By Collen McGee, Fort Riley Public AffairsJune 11, 2018
ABILENE, Kan. -- For seven years, the Eisenhower Presidential Library, Museum and Boyhood Home has hosted a concert on the same ground where the former commander of the Supreme Headquarters Allied Expeditionary Forces played as an 8-year-old boy. The 1st Infantry Division Band has played on that lawn for all but the one event that happened while they were deployed. For that show, the Kansas Army National Guard's 35th Inf. Div. Band stepped in.
The concert, held the first Saturday of June, is a partnership between the 1st Inf. Div. Band, the Salina Symphony and the Eisenhower complex. It is a salute to Operation Overlord, better known as D-Day. Members of the Commanding General's Mounted Color Guard also participate with a historic encampment and a riding demonstration.
"We love having both of them here, so pleased that they are able to participate," said Dawn Hammatt, director of the Dwight D. Eisenhower Presidential Library and Museum about the Fort Riley Soldiers. "We are so pleased to have Fort Riley so close to us and all of these options for us, this is fantastic."
The appreciation goes both ways and the event is something 1st Inf. Div. Band conductor, Matthew David said they strive to excel for and gives the public a chance to get to know about the units from the post.
"We focus a lot of attention to making sure that we have a great program for the audience every year," David said. "In fact, the Eisenhower Library started to include the CG's Mounted Color Guard in 2016. It's a great way for the Kansas community to see two of the 1st Infantry Division's ceremonial units at their best."

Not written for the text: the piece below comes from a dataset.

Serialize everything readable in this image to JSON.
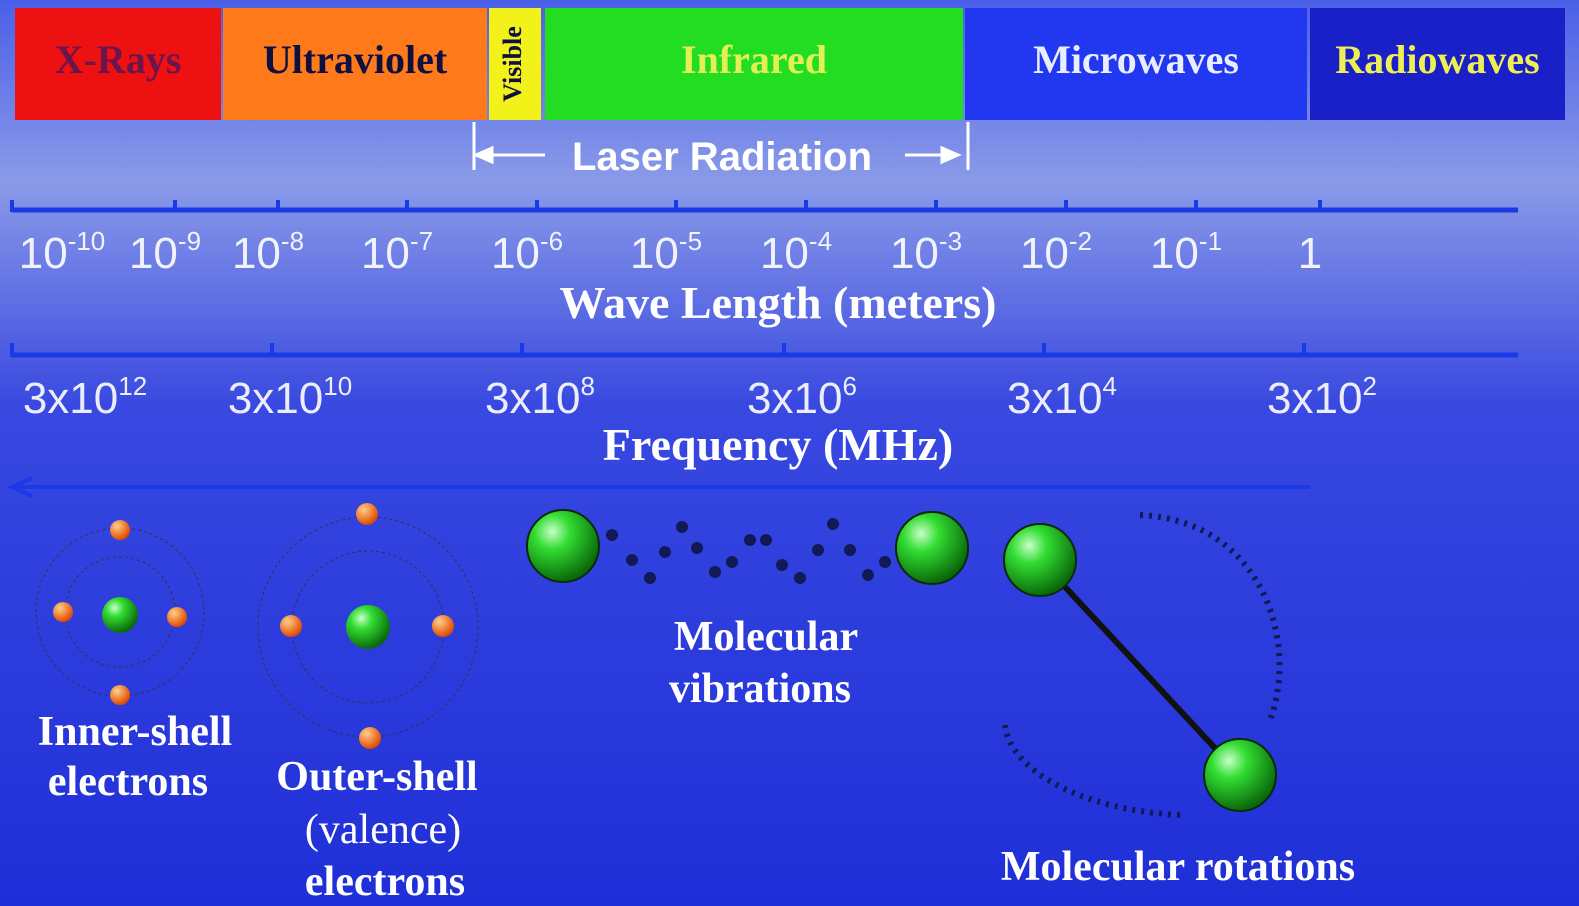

Excellence requires preparation and planning. Preparation for the band and Symphony partnership started in December.
"Maestro (Ken) Hakoda and Adrienne Allen, the Salina Symphony Executive Director, contacted me last December to start planning rehearsals and music themes for this year's concert," David said. "In fact, it was right after Christmas that I started writing music for this concert."

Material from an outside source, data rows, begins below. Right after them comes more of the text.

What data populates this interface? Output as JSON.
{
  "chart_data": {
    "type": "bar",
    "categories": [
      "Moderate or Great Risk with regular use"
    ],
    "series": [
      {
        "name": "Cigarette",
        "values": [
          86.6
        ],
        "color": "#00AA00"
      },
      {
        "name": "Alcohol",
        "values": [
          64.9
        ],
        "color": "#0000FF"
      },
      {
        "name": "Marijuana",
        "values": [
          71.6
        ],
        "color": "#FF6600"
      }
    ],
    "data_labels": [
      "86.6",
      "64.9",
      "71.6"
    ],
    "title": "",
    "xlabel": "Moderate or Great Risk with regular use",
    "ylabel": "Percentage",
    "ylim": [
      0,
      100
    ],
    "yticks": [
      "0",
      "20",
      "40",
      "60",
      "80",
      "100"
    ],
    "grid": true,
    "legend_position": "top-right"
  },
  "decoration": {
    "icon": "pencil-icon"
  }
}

Though the band played familiar love songs from the '50s and '60s, the arrangements needed to be written for the instrumentation of the division musicians.
"I have always wanted to do a show with a lot of Frank Sinatra tunes," David said. "I knew that the Symphony at Sunset concert would be the perfect venue for these songs."
Once the theme is decided and the music is written, the bands started rehearsing.
"I started rehearsals for this concert in May," David said. "Up to that month, the band was busy with meeting training requirements for Command Deployment Discipline Program and sending personnel to military professional development courses like Basic Leadership Course. However, I am truly fortunate to have professionals in the 1ID Band who worked hard to present that wonderful performance on 2 June."
Though the tradition of the concert will continue, for David, this was his last performance at the Symphony at Sunset event as he will complete a permanent change of station this summer.
"Though I will PCS to Hawaii, I will never forget the great people I got to work with at this momentous annual event," David said.